La mer s'est creusée une place, une enclave au cœur des montagnes. Et un village s'est construit là, village sur pilotis, maisons de zinc ouvertes d'un côté sur la rue et de l'autre sur la mer. Un vrai village avec ses commerces, son temple, ses maisons en dur et toutes les autres… Sur les terrasses abritées, maison ouverte sur l'extérieur, on joue au majhong et le bruit des pièces qu'on remue est comme une cascade brusquement ouverte…
Pas de voitures, ici non plus, rien que les oiseaux et la succion de la mer sur les pilotis de bois couvert de coquillages.
Le silence est un tissu soyeux qu'on froisse en marchant. On respire un air de bonheur malgré la pauvreté évidente des logis sombres. Les montagnes sauvages tiennent enclos le village et son œil d'eau égarée là.

On met deux heures pour revenir, en car et puis en bateau tandis que le métro m'emmènera en 25 minutes à l'aéroport situé à l'autre bout de l'île…
Car déjà il est temps de partir

Je n'ai pas encore parlé des passerelles transparentes qui enjambent les rues pour permettre aux piétons de survoler la circulation, celle de Pacific Place, par exemple, décorée de fleurs et de papillons.
De l'escalator qui sur 800 mètres, avec des paliers à chaque niveau, monte de Central au delà de Robinson street.
Du lent tic-tic des feux verts qui s'accélère à l'instant où le feu passe au rouge, pour presser le piéton de traverser, signaler à l'aveugle que c'est son tour.
Des Philippines qui par centaines, milliers peut-être, pique-niquent le dimanche, jouent aux cartes, échangent des confidences et des photos dans les squares et les rues rendues piétonnières pour elles ce jour-là, installées sur un drap, des cartons, avant de retourner pour la semaine dans leur placard. Central est " noir de femmes " le dimanche, jeunes femmes, rieuses, épanouies, ravies !

 

Du Man Mo Temple, tout au bout de Hollywood road et de ses antiquaires, sa belle façade surchargée de sculptures, dragons et petits personnages à l'abri de sa toiture, les énormes bâtons d'encens brûlés par les fidèles, les offrandes, fruits et fleurs au pieds des chasses dorées…
Du Western Market qui n'est plus qu'une jolie coquille ancienne à l'intérieur un peu pauvre à côté des marchés et des " lanes "…les " lanes "… ces allées de commerce où l'on a à peine la place de passer entre les boutiques…
Des statues colorées, divinités baroques, bouddhistes ou taoistes, érigées au bout de la plage de Repulse bay.

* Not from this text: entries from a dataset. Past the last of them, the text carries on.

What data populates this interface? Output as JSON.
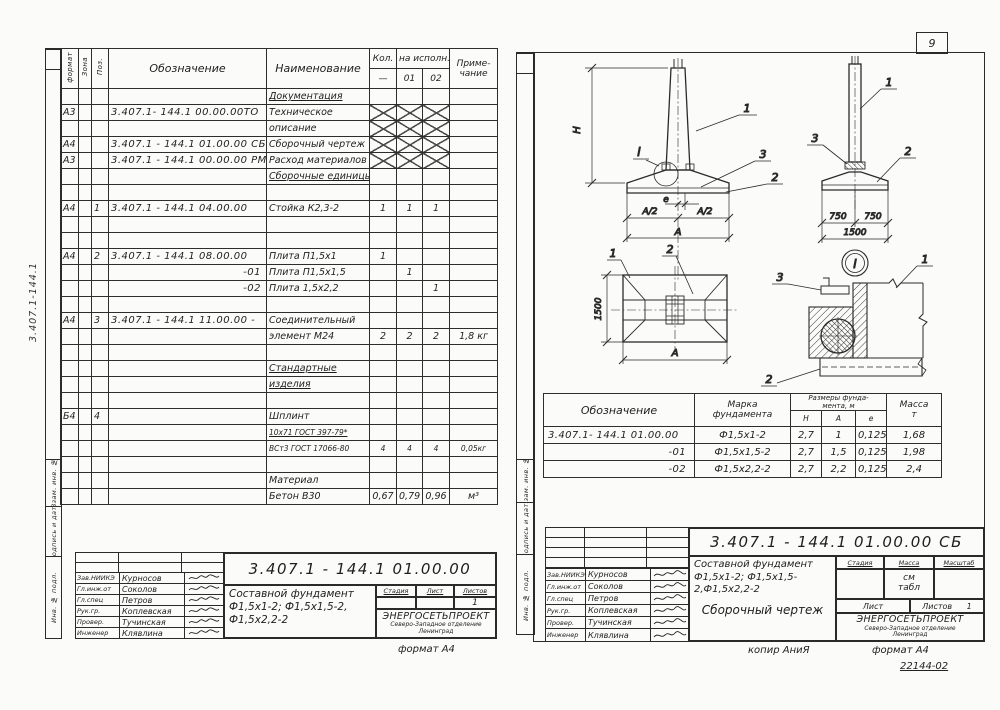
{
  "page": {
    "number": "9"
  },
  "signatories": [
    {
      "role": "Зав.НИИКЭ",
      "name": "Курносов"
    },
    {
      "role": "Гл.инж.от",
      "name": "Соколов"
    },
    {
      "role": "Гл.спец",
      "name": "Петров"
    },
    {
      "role": "Рук.гр.",
      "name": "Коплевская"
    },
    {
      "role": "Провер.",
      "name": "Тучинская"
    },
    {
      "role": "Инженер",
      "name": "Клявлина"
    }
  ],
  "left_sheet": {
    "margin_code": "3.407.1-144.1",
    "side_stamp": {
      "vzam": "Взам. инв. №",
      "podpis": "Подпись и дата",
      "inv": "Инв. № подл."
    },
    "spec_table": {
      "headers": {
        "format": "формат",
        "zone": "Зона",
        "pos": "Поз.",
        "designation": "Обозначение",
        "name": "Наименование",
        "qty": "Кол.",
        "per_version": "на исполн.",
        "dash": "—",
        "v01": "01",
        "v02": "02",
        "note1": "Приме-",
        "note2": "чание"
      },
      "rows": [
        {
          "name": "Документация",
          "section": true
        },
        {
          "format": "А3",
          "designation": "3.407.1- 144.1  00.00.00ТО",
          "name": "Техническое",
          "crossed": true
        },
        {
          "name": "описание",
          "crossed": true
        },
        {
          "format": "А4",
          "designation": "3.407.1 - 144.1  01.00.00 СБ",
          "name": "Сборочный чертеж",
          "crossed": true
        },
        {
          "format": "А3",
          "designation": "3.407.1 - 144.1  00.00.00 РМ",
          "name": "Расход материалов",
          "crossed": true
        },
        {
          "name": "Сборочные единицы",
          "section": true
        },
        {},
        {
          "format": "А4",
          "pos": "1",
          "designation": "3.407.1 - 144.1  04.00.00",
          "name": "Стойка К2,3-2",
          "q0": "1",
          "q1": "1",
          "q2": "1"
        },
        {},
        {},
        {
          "format": "А4",
          "pos": "2",
          "designation": "3.407.1 - 144.1  08.00.00",
          "name": "Плита П1,5х1",
          "q0": "1"
        },
        {
          "designation": "-01",
          "name": "Плита П1,5х1,5",
          "q1": "1",
          "align": "right"
        },
        {
          "designation": "-02",
          "name": "Плита 1,5х2,2",
          "q2": "1",
          "align": "right"
        },
        {},
        {
          "format": "А4",
          "pos": "3",
          "designation": "3.407.1 - 144.1  11.00.00 -",
          "name": "Соединительный"
        },
        {
          "name": "элемент М24",
          "q0": "2",
          "q1": "2",
          "q2": "2",
          "note": "1,8 кг"
        },
        {},
        {
          "name": "Стандартные",
          "section": true
        },
        {
          "name": "изделия",
          "section": true
        },
        {},
        {
          "format": "Б4",
          "pos": "4",
          "name": "Шплинт"
        },
        {
          "name": "10х71 ГОСТ 397-79*",
          "section": true,
          "small": true
        },
        {
          "name": "ВСт3  ГОСТ 17066-80",
          "small": true,
          "q0": "4",
          "q1": "4",
          "q2": "4",
          "note": "0,05кг"
        },
        {},
        {
          "name": "Материал"
        },
        {
          "name": "Бетон В30",
          "q0": "0,67",
          "q1": "0,79",
          "q2": "0,96",
          "note": "м³"
        }
      ]
    },
    "title_block": {
      "doc_number": "3.407.1 - 144.1   01.00.00",
      "title_line1": "Составной фундамент",
      "title_line2": "Ф1,5х1-2;  Ф1,5х1,5-2,",
      "title_line3": "Ф1,5х2,2-2",
      "stage_label": "Стадия",
      "sheet_label": "Лист",
      "sheets_label": "Листов",
      "sheets_value": "1",
      "org_name": "ЭНЕРГОСЕТЬПРОЕКТ",
      "org_branch": "Северо-Западное отделение",
      "org_city": "Ленинград"
    },
    "format_note": "формат А4"
  },
  "right_sheet": {
    "side_stamp": {
      "vzam": "Взам. инв. №",
      "podpis": "Подпись и дата",
      "inv": "Инв. № подл."
    },
    "drawing": {
      "callout_post": "1",
      "callout_plate": "2",
      "callout_collar": "3",
      "detail_mark": "I",
      "dim_h": "Н",
      "dim_e": "е",
      "dim_a_half": "А/2",
      "dim_a": "А",
      "dim_750": "750",
      "dim_1500": "1500"
    },
    "marks_table": {
      "headers": {
        "designation": "Обозначение",
        "mark_l1": "Марка",
        "mark_l2": "фундамента",
        "dims_l1": "Размеры фунда-",
        "dims_l2": "мента, м",
        "h": "Н",
        "a": "А",
        "e": "е",
        "mass_l1": "Масса",
        "mass_l2": "т"
      },
      "rows": [
        {
          "designation": "3.407.1- 144.1  01.00.00",
          "mark": "Ф1,5х1-2",
          "h": "2,7",
          "a": "1",
          "e": "0,125",
          "mass": "1,68"
        },
        {
          "designation": "-01",
          "mark": "Ф1,5х1,5-2",
          "h": "2,7",
          "a": "1,5",
          "e": "0,125",
          "mass": "1,98",
          "align": "right"
        },
        {
          "designation": "-02",
          "mark": "Ф1,5х2,2-2",
          "h": "2,7",
          "a": "2,2",
          "e": "0,125",
          "mass": "2,4",
          "align": "right"
        }
      ]
    },
    "title_block": {
      "doc_number": "3.407.1 - 144.1   01.00.00 СБ",
      "title_line1": "Составной фундамент",
      "title_line2": "Ф1,5х1-2; Ф1,5х1,5-2,Ф1,5х2,2-2",
      "subtitle": "Сборочный чертеж",
      "stage_label": "Стадия",
      "mass_label": "Масса",
      "scale_label": "Масштаб",
      "mass_value_l1": "см",
      "mass_value_l2": "табл",
      "sheet_label": "Лист",
      "sheets_label": "Листов",
      "sheets_value": "1",
      "org_name": "ЭНЕРГОСЕТЬПРОЕКТ",
      "org_branch": "Северо-Западное отделение",
      "org_city": "Ленинград"
    },
    "notes": {
      "copy": "копир АниЯ",
      "format": "формат А4",
      "code": "22144-02"
    }
  }
}
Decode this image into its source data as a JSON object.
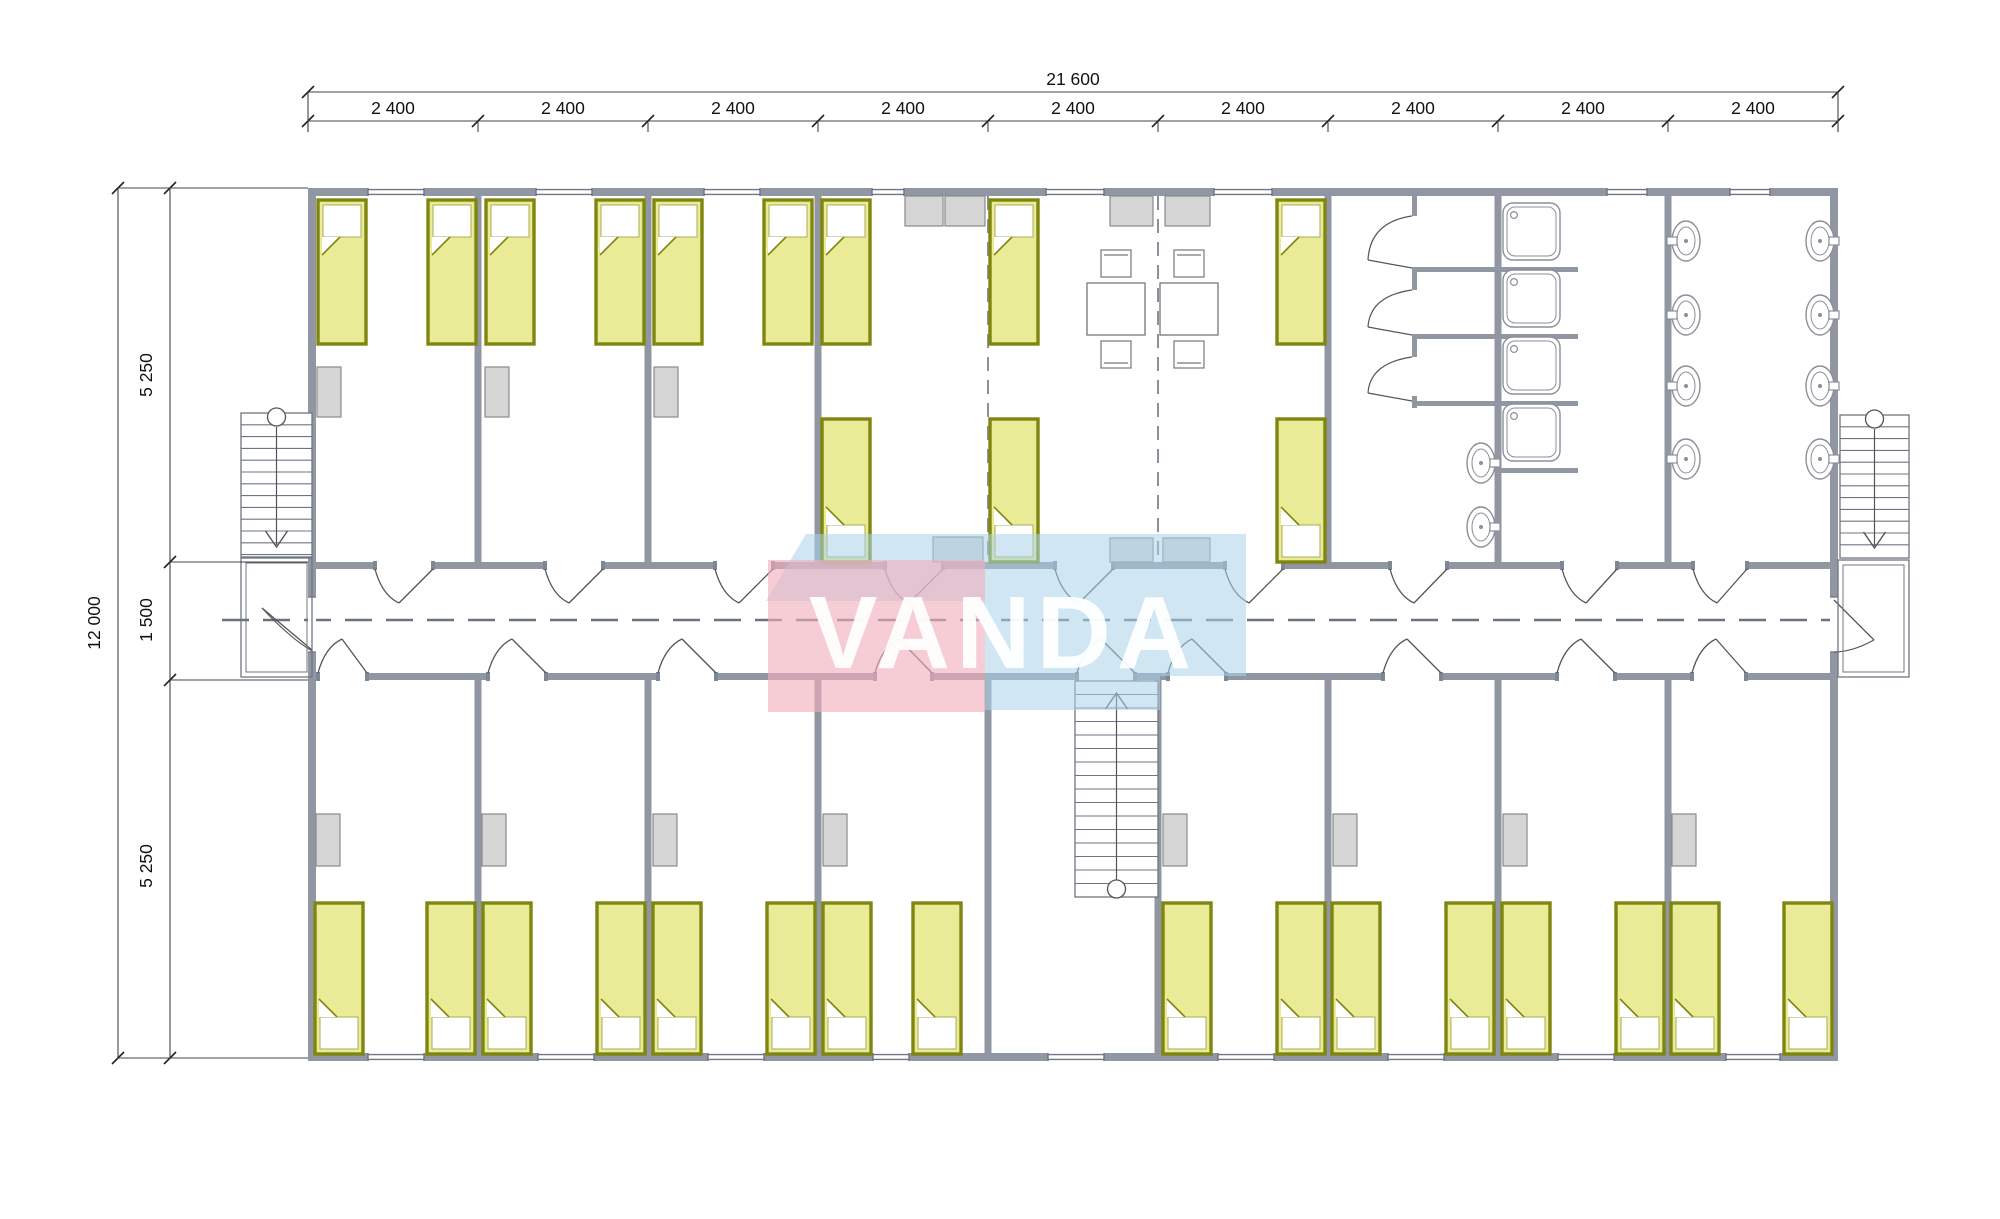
{
  "dims": {
    "top_total": "21 600",
    "top_modules": [
      "2 400",
      "2 400",
      "2 400",
      "2 400",
      "2 400",
      "2 400",
      "2 400",
      "2 400",
      "2 400"
    ],
    "left_total": "12 000",
    "left_chain": [
      "5 250",
      "1 500",
      "5 250"
    ]
  },
  "watermark": {
    "text": "VANDA",
    "pink": "#f2aebc",
    "blue": "#a9d4ea",
    "text_color": "#ffffff"
  },
  "colors": {
    "wall": "#9096a2",
    "wall_cap": "#7d8896",
    "bed_border": "#7f860f",
    "bed_fill": "#e9eb97",
    "pillow": "#ffffff",
    "wardrobe_fill": "#d5d5d5",
    "wardrobe_stroke": "#8a8a8a",
    "thin_line": "#6f7580",
    "dashed": "#8a919c",
    "dim_text": "#111111",
    "background": "#ffffff"
  },
  "fixtures": {
    "bed": {
      "label": "bed",
      "count": 28
    },
    "wardrobe": {
      "label": "wardrobe",
      "count": 11
    },
    "cabinet": {
      "label": "cabinet",
      "count": 7
    },
    "dining_table": {
      "label": "table",
      "count": 2
    },
    "chair": {
      "label": "chair",
      "count": 4
    },
    "shower_tray": {
      "label": "shower tray",
      "count": 4
    },
    "toilet_stall": {
      "label": "toilet stall",
      "count": 3
    },
    "washbasin": {
      "label": "washbasin",
      "count": 10
    },
    "staircase": {
      "label": "staircase",
      "count": 3
    },
    "balcony": {
      "label": "entrance landing",
      "count": 2
    }
  }
}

Le musée de Kowloon était fermé ce jour de Nouvel An, et je me suis promenée au soleil dans le parc et jusqu'à la volière.
J'étais à l'aéroport quand ont éclaté les feux d'artifice, rêvant du Feng shui dont j'ignorais toujours les principes.


Dans l'invisible du vent
Dans la transparence de l'eau
Doit s'ordonner le visible

Je revenais, chargée d'images mais ignorante plus que jamais.